Heidi Marsh, 46, of Seattle, tested positive for the PALB2 mutation after her mother – a patient with breast and pancreatic cancer – was found to have it. She said her own doctor was not aware of the gene.
“My midwife was aware of my mother’s history and never suggested genetic testing,” Ms Marsh said. ‘She’s never heard of it. I raised her. The oncologist she sent me to did not suggest surgery.”
But Seattle Cancer Care Alliance, a partner of the Fred Hutchinson Cancer Research Center, where Ms. Marsh’s mother had been an oncology nurse, knew about the gene mutation. The group immediately assembled a team that included a surgical oncologist, a pancreatic cancer specialist, a geneticist, a nutritionist and a social worker.
“This has been life-changing,” said Ms Marsh, who had her fallopian tubes removed in April. (She was told that most ovarian cancers first appear in the fallopian tubes. She plans to have her ovaries removed after menopause.)

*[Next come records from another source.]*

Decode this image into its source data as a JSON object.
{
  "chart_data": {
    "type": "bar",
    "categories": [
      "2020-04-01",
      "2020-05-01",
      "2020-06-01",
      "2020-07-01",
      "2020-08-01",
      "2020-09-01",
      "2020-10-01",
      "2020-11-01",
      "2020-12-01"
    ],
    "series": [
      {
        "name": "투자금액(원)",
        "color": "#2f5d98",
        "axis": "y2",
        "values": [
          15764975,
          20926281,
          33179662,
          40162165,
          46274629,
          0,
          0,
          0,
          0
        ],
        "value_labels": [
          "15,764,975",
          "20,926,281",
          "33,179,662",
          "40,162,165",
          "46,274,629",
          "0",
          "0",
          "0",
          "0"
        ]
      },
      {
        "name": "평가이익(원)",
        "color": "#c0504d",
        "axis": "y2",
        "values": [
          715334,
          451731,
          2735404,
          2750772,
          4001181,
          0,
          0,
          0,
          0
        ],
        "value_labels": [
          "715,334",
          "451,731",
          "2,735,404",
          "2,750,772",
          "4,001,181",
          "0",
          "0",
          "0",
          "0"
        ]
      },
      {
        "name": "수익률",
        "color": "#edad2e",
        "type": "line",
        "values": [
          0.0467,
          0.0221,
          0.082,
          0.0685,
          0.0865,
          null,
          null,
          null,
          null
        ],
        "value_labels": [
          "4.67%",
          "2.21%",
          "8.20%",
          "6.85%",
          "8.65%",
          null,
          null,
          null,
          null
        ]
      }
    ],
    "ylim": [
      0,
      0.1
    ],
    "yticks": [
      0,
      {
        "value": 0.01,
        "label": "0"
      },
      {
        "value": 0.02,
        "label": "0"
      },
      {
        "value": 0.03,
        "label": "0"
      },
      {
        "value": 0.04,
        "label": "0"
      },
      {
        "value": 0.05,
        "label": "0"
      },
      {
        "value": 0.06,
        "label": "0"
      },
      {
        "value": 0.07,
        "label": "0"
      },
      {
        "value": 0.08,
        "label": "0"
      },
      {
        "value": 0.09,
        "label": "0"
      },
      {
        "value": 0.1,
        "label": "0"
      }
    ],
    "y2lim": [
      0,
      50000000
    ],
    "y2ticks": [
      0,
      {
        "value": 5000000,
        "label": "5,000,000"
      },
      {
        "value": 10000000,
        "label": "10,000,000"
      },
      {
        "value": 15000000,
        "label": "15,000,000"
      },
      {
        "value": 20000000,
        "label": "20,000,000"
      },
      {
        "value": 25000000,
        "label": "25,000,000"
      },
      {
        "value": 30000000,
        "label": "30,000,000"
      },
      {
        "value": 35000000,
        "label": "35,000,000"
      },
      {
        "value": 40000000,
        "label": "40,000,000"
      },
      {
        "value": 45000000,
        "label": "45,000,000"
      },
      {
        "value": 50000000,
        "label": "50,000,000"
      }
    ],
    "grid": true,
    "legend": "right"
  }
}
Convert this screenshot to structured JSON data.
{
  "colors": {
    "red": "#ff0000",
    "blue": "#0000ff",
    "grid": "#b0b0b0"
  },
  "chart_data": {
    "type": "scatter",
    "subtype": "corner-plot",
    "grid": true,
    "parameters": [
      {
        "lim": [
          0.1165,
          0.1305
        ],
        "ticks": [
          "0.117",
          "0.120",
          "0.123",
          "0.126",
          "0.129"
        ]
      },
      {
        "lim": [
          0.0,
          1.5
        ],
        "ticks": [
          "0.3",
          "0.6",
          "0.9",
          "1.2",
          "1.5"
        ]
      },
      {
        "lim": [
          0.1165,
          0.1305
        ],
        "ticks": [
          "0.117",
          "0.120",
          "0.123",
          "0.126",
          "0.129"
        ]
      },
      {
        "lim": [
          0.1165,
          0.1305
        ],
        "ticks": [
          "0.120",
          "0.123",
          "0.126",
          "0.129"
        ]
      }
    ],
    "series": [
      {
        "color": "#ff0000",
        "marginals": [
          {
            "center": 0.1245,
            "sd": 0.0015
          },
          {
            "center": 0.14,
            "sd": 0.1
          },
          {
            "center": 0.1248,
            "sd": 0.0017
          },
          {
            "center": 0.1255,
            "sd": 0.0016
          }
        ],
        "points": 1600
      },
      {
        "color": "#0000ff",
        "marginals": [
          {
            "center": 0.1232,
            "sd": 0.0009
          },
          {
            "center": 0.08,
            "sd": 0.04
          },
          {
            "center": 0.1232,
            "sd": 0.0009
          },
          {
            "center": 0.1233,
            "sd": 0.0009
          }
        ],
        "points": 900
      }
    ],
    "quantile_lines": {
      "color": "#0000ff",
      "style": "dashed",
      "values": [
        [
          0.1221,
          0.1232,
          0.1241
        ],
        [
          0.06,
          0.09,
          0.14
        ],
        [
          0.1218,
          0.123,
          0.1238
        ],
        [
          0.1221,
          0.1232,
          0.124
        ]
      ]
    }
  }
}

She will have breast monitoring every six months with alternating mammograms and breast MRIs. She has already had an endoscopic ultrasound to look at her pancreas.
She found a Facebook group, PALB2 Warriors, helpful. Because she has a background in healthcare — she was a phlebotomist — she says she looks beyond individual postings, to studies that are placebo-controlled and peer-reviewed for information. But when it comes to personal experiences with prophylactic mastectomy and reconstruction, she says it’s invaluable.
“This was not remotely on my radar screen,” she said. “In a way I feel strong. But I also feel like I’m waiting for the other shoe to drop, that cancer will be inevitable.”
But above all, she is grateful to know about PALB2 and the risks associated with it.
“It’s an alarm clock and a wake-up call,” she said. “If you want, you can do something about it.”